- The Washington Times - Sunday, February 26, 2006


U.N. nuclear officials return to Tehran

TEHRAN — U.N. nuclear experts arrived in Iran yesterday after Tehran promised to respond to unanswered questions about work the U.N. fears could be linked to atomic weapons, Western diplomats said.

Separately, two diplomats said Tehran had begun operating 10 uranium enrichment centrifuges at its Natanz plant in central Iran, meaning the Islamic Republic has made good on its threats to resume small-scale production of enriched uranium.

On Thursday, a senior diplomat in Vienna told Reuters the Iranians had promised Olli Heinonen, the deputy director general of the Vienna, Austria-based International Atomic Energy Agency (IAEA), information about a shadowy uranium-processing project that Western intelligence has linked to possible atomic bomb work.


U.S. to continue humanitarian aid

RAMALLAH — The United States will continue sending humanitarian aid to the Palestinian people even after a Hamas government is formed, a senior U.S. envoy told Palestinian leaders during the first high-level meeting between the two sides since Hamas’ election victory.

State Department envoy David Welch said the U.S. continues “to be devoted to the humanitarian needs of the Palestinian people, and we shall remain so.”

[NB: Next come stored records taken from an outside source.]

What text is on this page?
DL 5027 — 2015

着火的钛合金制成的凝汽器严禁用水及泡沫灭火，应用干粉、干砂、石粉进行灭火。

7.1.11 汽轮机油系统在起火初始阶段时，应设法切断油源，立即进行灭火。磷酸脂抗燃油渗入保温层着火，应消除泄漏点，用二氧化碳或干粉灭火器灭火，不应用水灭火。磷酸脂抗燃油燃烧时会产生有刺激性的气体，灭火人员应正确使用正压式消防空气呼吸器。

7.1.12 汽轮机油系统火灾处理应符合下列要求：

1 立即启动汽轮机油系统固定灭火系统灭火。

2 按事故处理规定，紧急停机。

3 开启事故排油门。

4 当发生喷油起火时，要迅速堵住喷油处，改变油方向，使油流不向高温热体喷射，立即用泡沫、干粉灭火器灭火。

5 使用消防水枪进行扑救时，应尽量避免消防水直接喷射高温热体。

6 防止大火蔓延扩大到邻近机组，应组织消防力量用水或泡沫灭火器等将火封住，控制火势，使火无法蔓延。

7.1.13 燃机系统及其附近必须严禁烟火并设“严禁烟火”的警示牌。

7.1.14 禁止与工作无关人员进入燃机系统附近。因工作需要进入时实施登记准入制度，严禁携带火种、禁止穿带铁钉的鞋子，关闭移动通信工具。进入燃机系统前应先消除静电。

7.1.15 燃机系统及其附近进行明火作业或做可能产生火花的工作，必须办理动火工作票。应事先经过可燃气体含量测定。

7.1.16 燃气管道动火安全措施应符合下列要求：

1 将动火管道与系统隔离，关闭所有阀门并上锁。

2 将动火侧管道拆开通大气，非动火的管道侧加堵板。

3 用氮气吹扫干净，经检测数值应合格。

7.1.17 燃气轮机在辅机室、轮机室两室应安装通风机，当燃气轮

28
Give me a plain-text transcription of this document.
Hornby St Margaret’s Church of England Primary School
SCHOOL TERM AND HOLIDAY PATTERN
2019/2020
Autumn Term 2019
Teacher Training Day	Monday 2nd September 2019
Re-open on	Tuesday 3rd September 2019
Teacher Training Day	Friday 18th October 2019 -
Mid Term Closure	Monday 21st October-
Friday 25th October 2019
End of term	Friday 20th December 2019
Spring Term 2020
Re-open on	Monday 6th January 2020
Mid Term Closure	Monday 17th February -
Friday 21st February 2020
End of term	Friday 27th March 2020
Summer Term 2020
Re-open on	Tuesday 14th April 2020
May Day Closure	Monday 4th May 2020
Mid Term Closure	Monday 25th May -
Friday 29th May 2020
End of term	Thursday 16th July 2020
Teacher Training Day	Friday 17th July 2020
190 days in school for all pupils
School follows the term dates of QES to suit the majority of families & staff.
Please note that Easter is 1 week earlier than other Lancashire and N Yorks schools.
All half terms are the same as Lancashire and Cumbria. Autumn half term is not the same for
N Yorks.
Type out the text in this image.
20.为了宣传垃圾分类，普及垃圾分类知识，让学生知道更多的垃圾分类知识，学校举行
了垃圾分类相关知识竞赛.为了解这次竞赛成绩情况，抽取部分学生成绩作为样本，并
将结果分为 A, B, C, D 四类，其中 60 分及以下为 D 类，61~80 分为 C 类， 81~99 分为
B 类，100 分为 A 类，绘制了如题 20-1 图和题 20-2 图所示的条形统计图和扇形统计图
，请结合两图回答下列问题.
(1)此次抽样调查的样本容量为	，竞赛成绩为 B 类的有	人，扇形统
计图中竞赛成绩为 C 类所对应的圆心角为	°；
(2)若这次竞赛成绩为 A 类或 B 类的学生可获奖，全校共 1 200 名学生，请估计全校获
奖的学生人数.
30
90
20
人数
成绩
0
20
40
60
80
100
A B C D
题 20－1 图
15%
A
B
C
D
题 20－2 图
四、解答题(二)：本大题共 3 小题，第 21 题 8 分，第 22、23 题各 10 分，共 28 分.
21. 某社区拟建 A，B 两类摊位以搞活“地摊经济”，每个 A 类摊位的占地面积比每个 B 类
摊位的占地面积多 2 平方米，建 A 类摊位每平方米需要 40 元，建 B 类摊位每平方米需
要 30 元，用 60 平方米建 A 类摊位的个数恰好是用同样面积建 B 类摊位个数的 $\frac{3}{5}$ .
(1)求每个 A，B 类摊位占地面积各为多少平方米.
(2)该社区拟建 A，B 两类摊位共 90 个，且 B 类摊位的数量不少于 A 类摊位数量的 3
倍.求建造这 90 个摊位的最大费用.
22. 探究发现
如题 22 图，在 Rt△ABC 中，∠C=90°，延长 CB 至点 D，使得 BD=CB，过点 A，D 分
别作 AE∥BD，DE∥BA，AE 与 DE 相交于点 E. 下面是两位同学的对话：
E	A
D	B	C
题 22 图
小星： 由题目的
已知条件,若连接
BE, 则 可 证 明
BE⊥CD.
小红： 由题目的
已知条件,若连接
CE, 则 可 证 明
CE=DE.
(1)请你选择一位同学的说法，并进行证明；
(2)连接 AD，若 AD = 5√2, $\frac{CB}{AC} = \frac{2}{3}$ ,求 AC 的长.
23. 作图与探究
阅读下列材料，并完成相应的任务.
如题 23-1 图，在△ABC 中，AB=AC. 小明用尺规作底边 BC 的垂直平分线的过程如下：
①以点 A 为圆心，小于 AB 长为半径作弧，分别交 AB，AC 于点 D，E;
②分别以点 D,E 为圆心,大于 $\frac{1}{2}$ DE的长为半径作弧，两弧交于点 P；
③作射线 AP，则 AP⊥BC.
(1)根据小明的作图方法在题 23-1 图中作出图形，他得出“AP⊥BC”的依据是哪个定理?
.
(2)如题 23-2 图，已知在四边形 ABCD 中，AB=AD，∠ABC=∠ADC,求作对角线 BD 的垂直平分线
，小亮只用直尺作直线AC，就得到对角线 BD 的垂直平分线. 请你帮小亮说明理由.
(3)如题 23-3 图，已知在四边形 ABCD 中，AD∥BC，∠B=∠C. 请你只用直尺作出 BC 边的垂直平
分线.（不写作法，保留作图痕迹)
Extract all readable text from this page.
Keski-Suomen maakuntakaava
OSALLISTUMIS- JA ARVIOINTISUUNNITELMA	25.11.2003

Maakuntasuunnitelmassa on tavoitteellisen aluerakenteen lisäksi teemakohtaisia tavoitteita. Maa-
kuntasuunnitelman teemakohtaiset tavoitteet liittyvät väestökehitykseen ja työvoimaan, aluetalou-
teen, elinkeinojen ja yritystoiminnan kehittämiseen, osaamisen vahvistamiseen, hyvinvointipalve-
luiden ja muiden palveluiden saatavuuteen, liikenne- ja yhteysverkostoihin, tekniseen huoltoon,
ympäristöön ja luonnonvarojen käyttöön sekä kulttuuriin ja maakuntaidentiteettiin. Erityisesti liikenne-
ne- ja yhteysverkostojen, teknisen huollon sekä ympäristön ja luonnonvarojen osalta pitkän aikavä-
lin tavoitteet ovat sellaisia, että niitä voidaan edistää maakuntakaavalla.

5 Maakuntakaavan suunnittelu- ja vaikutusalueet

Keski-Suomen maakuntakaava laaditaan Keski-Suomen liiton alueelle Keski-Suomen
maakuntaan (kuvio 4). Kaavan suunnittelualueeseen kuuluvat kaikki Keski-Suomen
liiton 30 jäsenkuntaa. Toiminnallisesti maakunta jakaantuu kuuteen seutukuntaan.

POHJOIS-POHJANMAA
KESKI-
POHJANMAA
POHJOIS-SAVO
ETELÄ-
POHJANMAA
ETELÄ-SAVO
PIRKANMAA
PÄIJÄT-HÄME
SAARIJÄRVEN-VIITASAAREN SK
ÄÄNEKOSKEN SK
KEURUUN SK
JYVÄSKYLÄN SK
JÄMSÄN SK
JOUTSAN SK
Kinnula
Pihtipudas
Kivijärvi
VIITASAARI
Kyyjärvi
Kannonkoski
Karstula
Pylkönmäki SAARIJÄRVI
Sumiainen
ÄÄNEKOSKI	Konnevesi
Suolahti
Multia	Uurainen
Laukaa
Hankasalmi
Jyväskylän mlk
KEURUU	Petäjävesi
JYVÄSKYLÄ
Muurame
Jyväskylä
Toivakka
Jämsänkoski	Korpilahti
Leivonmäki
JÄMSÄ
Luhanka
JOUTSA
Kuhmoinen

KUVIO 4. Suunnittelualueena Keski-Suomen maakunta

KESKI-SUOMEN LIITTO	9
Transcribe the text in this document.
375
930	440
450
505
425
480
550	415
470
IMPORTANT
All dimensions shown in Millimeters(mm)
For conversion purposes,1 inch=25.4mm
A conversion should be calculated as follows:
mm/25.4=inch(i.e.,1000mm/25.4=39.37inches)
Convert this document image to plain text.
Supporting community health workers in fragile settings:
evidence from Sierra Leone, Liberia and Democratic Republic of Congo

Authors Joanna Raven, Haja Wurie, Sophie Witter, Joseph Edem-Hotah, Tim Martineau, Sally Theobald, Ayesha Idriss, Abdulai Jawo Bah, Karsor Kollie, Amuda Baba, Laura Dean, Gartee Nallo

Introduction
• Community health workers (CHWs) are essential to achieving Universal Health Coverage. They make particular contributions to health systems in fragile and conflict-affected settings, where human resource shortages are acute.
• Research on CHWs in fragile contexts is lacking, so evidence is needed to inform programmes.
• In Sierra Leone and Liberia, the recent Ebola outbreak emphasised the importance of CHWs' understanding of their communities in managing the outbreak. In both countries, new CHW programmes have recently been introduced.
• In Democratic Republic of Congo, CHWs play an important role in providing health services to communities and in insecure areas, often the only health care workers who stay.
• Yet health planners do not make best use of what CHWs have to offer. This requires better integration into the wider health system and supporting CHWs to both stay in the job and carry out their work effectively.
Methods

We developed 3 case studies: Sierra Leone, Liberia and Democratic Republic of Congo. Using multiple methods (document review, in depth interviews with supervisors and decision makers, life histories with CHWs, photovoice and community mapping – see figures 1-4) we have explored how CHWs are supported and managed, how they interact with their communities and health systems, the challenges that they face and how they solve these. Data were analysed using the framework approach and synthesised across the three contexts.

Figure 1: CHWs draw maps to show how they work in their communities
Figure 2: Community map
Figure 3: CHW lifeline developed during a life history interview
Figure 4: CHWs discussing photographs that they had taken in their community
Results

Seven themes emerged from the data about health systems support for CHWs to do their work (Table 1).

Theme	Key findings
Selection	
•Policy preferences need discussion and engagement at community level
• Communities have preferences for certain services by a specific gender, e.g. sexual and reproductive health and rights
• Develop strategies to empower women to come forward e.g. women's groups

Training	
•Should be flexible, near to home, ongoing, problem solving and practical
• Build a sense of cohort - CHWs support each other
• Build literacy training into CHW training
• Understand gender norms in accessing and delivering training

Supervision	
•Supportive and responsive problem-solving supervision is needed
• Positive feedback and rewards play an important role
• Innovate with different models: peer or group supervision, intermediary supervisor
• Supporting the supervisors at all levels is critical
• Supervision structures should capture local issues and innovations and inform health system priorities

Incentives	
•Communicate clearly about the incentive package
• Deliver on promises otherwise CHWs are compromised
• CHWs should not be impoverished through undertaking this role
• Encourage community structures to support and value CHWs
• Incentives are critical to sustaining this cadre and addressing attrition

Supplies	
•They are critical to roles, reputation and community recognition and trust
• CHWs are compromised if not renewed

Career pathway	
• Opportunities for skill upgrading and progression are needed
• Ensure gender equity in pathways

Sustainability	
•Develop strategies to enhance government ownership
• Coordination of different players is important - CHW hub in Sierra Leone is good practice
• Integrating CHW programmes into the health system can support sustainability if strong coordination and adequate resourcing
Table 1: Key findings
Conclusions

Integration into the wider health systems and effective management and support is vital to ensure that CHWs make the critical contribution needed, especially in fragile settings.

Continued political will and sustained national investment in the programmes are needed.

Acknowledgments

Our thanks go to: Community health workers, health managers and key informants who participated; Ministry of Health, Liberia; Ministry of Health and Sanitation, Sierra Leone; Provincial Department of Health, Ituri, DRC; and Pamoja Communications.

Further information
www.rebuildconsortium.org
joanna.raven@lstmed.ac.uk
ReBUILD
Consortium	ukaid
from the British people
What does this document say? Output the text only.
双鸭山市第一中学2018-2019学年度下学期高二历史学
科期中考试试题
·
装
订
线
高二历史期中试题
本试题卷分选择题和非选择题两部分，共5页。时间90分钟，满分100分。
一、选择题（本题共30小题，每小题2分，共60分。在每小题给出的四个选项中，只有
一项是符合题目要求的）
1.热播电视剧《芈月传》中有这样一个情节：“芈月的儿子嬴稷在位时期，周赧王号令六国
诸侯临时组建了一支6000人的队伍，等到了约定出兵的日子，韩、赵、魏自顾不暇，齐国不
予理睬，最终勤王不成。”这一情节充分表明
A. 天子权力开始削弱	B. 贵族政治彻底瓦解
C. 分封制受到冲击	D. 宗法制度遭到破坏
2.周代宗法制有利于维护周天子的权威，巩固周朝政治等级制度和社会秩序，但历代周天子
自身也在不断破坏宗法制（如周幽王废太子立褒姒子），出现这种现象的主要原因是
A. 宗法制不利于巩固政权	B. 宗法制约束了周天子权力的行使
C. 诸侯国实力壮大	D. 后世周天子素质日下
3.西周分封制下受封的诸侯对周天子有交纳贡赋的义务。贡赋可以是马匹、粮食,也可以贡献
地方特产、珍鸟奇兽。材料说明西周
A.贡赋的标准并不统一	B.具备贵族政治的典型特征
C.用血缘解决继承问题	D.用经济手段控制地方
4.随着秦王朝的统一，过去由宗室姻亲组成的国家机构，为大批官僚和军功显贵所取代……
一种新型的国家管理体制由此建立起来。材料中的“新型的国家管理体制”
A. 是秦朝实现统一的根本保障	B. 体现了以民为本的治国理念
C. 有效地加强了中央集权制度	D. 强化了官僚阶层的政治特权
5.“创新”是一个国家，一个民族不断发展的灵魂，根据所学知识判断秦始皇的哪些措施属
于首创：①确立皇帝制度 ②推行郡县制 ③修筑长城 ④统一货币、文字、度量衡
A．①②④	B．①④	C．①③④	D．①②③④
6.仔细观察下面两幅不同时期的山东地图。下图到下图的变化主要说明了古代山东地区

Palestinian negotiator Saeb Erekat said Mr. Welch told Palestinian officials that U.S. aid would be redirected, but Mr. Welch did not specify how.


Art thieves thrive at Carnival

RIO DE JANEIRO — Taking advantage of the chaos of a Carnival parade, thieves slipped into an art museum and stole paintings valued at tens of millions of dollars, even stripping visitors of cell phones, digital cameras and wallets before fleeing.

The heist of the high-value art was a brash crime at a celebration known more for its wallet-stealing pickpockets.

The thieves overpowered security guards at the Chacara do Ceu museum and stole Pablo Picasso’s “The Dance,” Salvador Dali’s “The Two Balconies,” Henri Matisse’s “Luxembourg Garden” and Claude Monet’s “Marine.”


Palestinians name terms for recognition

JERUSALEM — The Palestinian prime minister-designate said Hamas is “ready to recognize” Israel if it gives the Palestinian people their full rights and a state in lands occupied since 1967, including the West Bank and East Jerusalem.

“If Israel declares that it will give the Palestinian people a state and give them back all their rights, then we are ready to recognize them,” Ismail Haniyeh told The Washington Post in an interview posted on its Web site yesterday.

Mr. Haniyeh also said Hamas was ready to consider talks with Israel if the Jewish state withdrew from the West Bank and East Jerusalem and recognized the “right of return” for Palestinian refugees who fled in the 1948 war and their descendants.


Communist intel chief sentenced to death

KABUL — An Afghan court yesterday found a communist-era intelligence chief guilty of ordering hundreds of killings and sentenced him to death.

Asadullah Sarwari headed the government’s feared intelligence department in 1978 under President Nur Mohammed Taraki, Afghanistan’s first communist ruler.

The court heard testimony yesterday from more than 20 witnesses who claimed to have lost relatives and saw video footage of documents, reportedly signed by Sarwari, in which he ordered killings.